Remembering Vietnam and friends who never came home
A SMALL humble group gathered outside the Casino RSM Club to commemorate Vietnam Veterans Day on Sunday.
For Rod Coe it was connecting with a past he loved and people he came to know well.
The Casino man served for 20 years and spent 1971-72 in Vietnam as a regular soldier.
He was barely 19 when he left Australia to fight in the war.
"You sleep and live with people for a year, they're like a family,” the 68-year-old said.
"Even 50 years later, you're looking to see these people.”
The day was about more than reconnecting to the past - it was to remember those who died.
"To the soldiers it is important,” Mr Coe said.
"People were killed and friends were lost.”
The hardest part of the war was returning home.
"You disintegrated into the community.”
The turnaround of the public's negative attitude to Vietnam veterans came in 1987 when there was a special march in Sydney.
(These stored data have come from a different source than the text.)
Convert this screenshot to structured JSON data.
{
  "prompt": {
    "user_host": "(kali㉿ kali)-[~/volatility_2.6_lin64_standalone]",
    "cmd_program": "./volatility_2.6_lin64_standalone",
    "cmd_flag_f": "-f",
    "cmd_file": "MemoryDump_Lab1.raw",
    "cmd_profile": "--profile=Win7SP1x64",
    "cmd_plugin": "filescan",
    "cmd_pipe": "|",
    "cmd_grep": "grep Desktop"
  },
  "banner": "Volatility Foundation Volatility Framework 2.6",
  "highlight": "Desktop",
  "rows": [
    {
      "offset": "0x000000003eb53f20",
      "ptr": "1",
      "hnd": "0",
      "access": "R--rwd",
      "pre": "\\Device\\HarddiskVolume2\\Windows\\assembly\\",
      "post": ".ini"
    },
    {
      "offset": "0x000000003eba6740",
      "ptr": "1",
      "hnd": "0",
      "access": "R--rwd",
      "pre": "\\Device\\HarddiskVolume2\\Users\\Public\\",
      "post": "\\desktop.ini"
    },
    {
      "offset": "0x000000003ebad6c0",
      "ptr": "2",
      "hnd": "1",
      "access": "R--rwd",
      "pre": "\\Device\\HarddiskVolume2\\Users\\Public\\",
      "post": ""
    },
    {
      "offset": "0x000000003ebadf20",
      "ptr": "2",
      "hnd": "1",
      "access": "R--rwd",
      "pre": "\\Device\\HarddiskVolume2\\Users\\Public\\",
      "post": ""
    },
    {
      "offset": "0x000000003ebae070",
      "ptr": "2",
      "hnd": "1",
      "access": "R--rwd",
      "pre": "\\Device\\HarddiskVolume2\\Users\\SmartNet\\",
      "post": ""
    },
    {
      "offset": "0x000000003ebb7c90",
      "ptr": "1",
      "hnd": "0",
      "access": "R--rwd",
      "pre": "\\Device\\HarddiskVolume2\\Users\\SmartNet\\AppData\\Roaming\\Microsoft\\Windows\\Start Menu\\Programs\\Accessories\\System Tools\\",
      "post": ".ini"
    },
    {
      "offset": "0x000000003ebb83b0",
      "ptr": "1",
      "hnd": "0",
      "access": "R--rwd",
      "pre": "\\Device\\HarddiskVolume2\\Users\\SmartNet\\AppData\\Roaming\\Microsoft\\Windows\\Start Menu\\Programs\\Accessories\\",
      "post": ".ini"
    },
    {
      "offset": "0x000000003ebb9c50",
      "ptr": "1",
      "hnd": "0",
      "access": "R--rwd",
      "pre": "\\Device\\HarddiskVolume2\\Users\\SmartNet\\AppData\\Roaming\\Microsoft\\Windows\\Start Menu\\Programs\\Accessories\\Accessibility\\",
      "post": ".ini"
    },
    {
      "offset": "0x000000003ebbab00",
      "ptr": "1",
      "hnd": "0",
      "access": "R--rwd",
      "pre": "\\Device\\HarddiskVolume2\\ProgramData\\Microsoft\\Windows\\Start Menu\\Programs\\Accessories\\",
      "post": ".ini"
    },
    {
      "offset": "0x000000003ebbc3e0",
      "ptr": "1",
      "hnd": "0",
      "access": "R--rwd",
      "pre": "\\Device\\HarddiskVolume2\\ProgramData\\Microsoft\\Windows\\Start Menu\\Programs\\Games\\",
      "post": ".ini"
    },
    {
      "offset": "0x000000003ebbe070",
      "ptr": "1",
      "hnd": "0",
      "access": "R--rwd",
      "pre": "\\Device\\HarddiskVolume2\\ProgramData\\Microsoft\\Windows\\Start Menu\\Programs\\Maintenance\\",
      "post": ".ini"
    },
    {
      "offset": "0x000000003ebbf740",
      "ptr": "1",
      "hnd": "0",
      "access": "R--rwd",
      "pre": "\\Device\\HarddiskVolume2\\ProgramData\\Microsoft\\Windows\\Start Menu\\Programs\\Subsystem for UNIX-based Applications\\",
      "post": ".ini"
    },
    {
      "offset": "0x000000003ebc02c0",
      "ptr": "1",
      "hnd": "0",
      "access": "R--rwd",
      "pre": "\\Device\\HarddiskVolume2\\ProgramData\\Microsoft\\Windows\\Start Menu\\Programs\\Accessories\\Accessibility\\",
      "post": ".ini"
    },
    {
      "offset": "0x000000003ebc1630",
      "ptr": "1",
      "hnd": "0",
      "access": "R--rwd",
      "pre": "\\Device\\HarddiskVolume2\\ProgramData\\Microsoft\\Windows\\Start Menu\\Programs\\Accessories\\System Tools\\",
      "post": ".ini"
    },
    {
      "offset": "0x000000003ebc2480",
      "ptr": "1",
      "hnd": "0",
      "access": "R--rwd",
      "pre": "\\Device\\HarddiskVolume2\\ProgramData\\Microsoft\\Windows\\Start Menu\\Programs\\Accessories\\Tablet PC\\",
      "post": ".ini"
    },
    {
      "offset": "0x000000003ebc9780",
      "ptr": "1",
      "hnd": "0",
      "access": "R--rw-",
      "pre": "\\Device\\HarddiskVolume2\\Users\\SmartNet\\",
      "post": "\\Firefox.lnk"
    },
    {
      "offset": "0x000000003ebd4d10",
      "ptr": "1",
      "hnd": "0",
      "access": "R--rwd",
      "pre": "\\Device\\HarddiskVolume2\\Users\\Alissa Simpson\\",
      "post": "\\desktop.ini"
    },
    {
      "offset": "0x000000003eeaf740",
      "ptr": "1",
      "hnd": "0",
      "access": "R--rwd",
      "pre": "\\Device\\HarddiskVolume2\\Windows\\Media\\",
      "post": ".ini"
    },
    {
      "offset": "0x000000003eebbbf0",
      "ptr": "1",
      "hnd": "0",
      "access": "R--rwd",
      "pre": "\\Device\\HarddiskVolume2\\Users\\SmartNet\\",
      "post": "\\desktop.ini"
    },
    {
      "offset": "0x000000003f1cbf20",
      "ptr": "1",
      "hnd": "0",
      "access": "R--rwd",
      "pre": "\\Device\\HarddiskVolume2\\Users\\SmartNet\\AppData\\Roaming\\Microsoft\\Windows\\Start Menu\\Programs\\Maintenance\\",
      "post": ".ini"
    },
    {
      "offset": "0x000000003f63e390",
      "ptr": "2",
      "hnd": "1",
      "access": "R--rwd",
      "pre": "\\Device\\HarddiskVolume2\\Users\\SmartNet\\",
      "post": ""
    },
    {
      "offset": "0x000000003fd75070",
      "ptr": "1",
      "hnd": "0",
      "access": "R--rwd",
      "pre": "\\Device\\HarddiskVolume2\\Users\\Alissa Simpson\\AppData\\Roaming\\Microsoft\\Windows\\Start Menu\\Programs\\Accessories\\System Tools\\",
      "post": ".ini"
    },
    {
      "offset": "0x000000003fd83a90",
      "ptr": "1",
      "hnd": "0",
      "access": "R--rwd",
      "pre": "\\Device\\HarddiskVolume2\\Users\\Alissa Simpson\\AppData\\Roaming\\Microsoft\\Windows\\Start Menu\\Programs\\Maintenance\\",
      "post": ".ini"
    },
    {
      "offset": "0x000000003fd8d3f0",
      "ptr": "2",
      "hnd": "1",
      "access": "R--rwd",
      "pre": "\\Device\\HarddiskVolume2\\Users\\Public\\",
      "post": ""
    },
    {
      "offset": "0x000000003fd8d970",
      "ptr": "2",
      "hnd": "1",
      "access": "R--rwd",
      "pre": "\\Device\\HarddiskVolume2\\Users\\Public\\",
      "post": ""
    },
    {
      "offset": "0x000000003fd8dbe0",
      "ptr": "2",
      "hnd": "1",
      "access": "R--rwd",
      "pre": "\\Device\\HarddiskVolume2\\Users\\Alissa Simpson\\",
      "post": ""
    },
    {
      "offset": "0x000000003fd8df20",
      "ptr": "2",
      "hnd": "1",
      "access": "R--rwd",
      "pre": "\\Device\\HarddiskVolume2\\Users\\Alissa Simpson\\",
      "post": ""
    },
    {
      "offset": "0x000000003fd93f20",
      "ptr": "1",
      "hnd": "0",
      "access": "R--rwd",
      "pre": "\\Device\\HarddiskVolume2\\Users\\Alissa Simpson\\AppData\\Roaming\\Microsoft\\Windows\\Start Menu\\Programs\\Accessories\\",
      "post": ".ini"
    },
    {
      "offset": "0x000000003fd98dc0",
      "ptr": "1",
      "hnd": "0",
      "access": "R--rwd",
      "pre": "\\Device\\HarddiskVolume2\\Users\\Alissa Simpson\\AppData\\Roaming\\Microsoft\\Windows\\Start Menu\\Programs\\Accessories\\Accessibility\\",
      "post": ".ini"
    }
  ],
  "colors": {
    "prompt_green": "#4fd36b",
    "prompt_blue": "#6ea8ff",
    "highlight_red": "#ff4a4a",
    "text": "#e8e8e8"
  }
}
"The crowds were were 20 people deep. People who had served broke down.”
For Robyn Spruce's husband Norm, that recognition couldn't come soon enough.
He returned from fighting in Malaya and two weeks later was sent to Vietnam.
When Norm heard about the Sydney march, he sat on the floor and cried his eyes out, Ms Spruce said.
Every Vietnam Veterans Day, Ms Spruce is in Casino wearing Norm's medals.
"It's important to honour his memory, for me, his family and his friends,” she said.
The ceremony outside the club was led by Owen Newell and the emotion of day was felt as the Last Post played from a portable cassette player.
Mr Coe and Ms Spruce had seen the film Danger Close - The Battle of Long Tan and recommended seeing it to understand the war.
DID YOU KNOW?
The Battle of Long Tan is the most publicised Australian battle of the Vietnam War. In a decade-long war that, for the most part, consisted of small contacts with an enemy that was reluctant to engage in pitched battles, Long Tan was an exception.
The catalyst for it was the Viet Cong attack on Australia's Nui Dat base.